[32] The most flourishing schools seem to have been the Roman Catholic. The Roman Catholics did not greatly concern themselves, as a church organization, with the slavery agitation, and St. Mary’s Mission and the Osage Manual Labor School were scarcely affected by the war and not at all by the troubles that presaged its approach.

[33] The Baptist school among the Potawatomies closed in 1861. See Appendix.

[34] House Report, 34th congress, first session, no. 200, pp. 14, 18, 94, 425.

[35] See Indian Office, Special File, no. 220.

[36] The work of the American Board among the Cherokees was discontinued just before the war [Missionary Herald, 1861, p. 11; American Board Report, 1860, p. 137].

[37] The four were: “Park hill, five miles south from Tahlequah; Dwight, forty-two miles south-southwest from Tahlequah; Fairfield, twenty-five miles southeast from Tahlequah; Lee’s creek, forty-three miles southeast from Tahlequah”—Commissioner of Indian Affairs [Report, 1859, p. 173]. There had been a fifth, an out station.

[38] The Congregational schools among the Choctaws were: Iyanubbi, near the Arkansas line; Wheelock, eighteen miles east of Doaksville; and Chuahla, one mile from Doaksville.

[39] The Southern Baptist Convention had not been long in the county prior to the Civil War. The Methodist Episcopal Church South had no schools but several missionaries. The American Baptist Missionary Union had a number of meeting-houses.

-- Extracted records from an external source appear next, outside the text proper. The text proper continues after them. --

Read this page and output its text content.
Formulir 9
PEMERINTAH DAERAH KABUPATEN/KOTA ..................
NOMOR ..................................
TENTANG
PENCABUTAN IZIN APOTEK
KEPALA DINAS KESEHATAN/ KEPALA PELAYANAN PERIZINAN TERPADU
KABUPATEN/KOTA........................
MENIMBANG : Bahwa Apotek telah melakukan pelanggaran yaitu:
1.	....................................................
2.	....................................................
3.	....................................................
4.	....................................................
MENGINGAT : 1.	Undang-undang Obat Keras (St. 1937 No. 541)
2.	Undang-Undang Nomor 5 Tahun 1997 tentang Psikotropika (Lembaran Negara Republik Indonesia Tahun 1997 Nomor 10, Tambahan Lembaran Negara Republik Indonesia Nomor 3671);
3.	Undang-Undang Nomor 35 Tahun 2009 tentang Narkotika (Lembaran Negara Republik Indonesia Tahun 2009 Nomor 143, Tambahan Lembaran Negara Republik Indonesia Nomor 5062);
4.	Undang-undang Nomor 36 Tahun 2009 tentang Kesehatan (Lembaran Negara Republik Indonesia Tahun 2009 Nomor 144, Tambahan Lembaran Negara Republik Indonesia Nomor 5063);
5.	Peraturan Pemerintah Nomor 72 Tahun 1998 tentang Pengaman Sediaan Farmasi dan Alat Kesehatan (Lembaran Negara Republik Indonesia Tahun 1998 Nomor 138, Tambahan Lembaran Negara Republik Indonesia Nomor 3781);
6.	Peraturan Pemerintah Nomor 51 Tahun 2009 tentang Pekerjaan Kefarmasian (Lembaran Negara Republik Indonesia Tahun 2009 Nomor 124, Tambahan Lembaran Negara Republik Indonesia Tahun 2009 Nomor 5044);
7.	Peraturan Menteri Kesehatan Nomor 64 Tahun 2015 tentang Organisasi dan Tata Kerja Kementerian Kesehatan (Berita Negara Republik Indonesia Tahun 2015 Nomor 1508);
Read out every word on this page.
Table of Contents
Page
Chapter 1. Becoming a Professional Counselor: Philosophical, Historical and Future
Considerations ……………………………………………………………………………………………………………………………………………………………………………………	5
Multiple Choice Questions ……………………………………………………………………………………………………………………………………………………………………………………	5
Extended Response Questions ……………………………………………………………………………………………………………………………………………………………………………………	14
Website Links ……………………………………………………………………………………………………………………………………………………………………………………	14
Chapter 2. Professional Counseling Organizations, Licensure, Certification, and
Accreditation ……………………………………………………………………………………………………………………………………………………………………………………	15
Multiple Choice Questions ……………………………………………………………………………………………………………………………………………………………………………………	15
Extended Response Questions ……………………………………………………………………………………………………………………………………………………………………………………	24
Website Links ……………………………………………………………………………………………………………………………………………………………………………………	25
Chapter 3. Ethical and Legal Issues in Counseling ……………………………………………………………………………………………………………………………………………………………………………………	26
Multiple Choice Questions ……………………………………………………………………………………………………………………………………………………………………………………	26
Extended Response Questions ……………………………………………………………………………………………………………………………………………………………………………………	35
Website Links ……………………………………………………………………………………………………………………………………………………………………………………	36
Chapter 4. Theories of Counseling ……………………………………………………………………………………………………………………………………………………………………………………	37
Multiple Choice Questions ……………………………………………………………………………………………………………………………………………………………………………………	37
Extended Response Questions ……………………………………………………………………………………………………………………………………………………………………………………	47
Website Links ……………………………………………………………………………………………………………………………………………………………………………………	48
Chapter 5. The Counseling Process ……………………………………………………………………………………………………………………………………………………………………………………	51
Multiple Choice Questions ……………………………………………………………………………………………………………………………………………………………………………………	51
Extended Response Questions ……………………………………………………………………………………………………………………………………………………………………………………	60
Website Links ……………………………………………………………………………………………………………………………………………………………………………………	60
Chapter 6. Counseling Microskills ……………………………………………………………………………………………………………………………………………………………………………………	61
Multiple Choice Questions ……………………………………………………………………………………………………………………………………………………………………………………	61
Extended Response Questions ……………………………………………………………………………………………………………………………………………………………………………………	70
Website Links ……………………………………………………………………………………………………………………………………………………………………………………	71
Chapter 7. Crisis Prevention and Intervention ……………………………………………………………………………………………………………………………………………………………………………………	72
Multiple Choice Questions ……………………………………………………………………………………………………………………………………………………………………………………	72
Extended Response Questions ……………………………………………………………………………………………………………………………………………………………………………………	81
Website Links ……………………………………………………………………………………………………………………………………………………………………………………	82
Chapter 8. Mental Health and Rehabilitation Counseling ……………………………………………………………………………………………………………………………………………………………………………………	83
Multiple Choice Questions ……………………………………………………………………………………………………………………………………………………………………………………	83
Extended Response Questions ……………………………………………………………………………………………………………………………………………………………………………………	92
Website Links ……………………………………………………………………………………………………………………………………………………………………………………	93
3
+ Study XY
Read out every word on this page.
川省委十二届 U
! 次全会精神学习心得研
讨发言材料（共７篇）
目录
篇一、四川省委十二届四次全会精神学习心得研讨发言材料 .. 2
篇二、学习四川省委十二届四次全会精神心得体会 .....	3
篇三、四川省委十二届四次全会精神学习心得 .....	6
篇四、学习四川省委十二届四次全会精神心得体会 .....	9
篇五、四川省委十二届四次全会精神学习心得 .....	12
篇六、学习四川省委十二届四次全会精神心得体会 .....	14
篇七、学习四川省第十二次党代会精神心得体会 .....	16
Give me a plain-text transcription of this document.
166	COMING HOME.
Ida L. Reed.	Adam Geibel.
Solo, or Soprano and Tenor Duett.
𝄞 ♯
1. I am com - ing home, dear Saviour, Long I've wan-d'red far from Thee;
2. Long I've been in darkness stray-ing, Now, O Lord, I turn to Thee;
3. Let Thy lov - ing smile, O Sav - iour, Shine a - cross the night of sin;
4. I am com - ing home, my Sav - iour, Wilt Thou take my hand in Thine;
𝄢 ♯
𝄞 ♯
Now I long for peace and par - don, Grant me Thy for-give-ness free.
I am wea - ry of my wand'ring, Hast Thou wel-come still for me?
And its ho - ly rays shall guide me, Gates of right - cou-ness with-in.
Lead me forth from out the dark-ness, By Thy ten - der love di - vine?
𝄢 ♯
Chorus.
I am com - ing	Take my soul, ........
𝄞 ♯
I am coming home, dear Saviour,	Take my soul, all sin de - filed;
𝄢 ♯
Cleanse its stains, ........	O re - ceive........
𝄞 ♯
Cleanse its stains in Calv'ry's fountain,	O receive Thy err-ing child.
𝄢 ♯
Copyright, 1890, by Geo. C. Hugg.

[40] The Presbyterians (Old School) established Wah-pa-nuc-ka Institute for young women, forty miles north of Red River and one and one-eighth miles west of the Choctaw and Chickasaw line; but differences arose between the Presbyterian Board of Foreign Missions and the Chickasaw authorities, neither institutional nor sectional, but purely financial, which caused the Presbyterians to abandon the school in 1860 [C. H. Wilson, attorney for the Presbyterian Board of Foreign Missions, to Cooper, April 16, 1860]. The Presbyterian schools among the Choctaws were: Spencer Academy, “located on the old military road leading from Fort Towson to Fort Smith, about ten miles north of Fort Towson,” and Koonsha Female Seminary. Both of them were under the Presbyterian Board. A third institution, Armstrong Academy, belonged to the Cumberland Presbyterians. The Southern Methodists had Bloomfield Academy, Colbert Institute, and the Chickasaw Manual Labor School among the Chickasaws; and the Fort Coffee and New Hope academies, for boys and girls respectively, among the Choctaws.

[41] The Seminoles were late in manifesting an interest in education, and, when interest did arise among them, John Jumper, the chief, declared for boarding-schools and asked that such be established under the Presbyterian Board, the same that had influence among their near neighbors, the Creeks.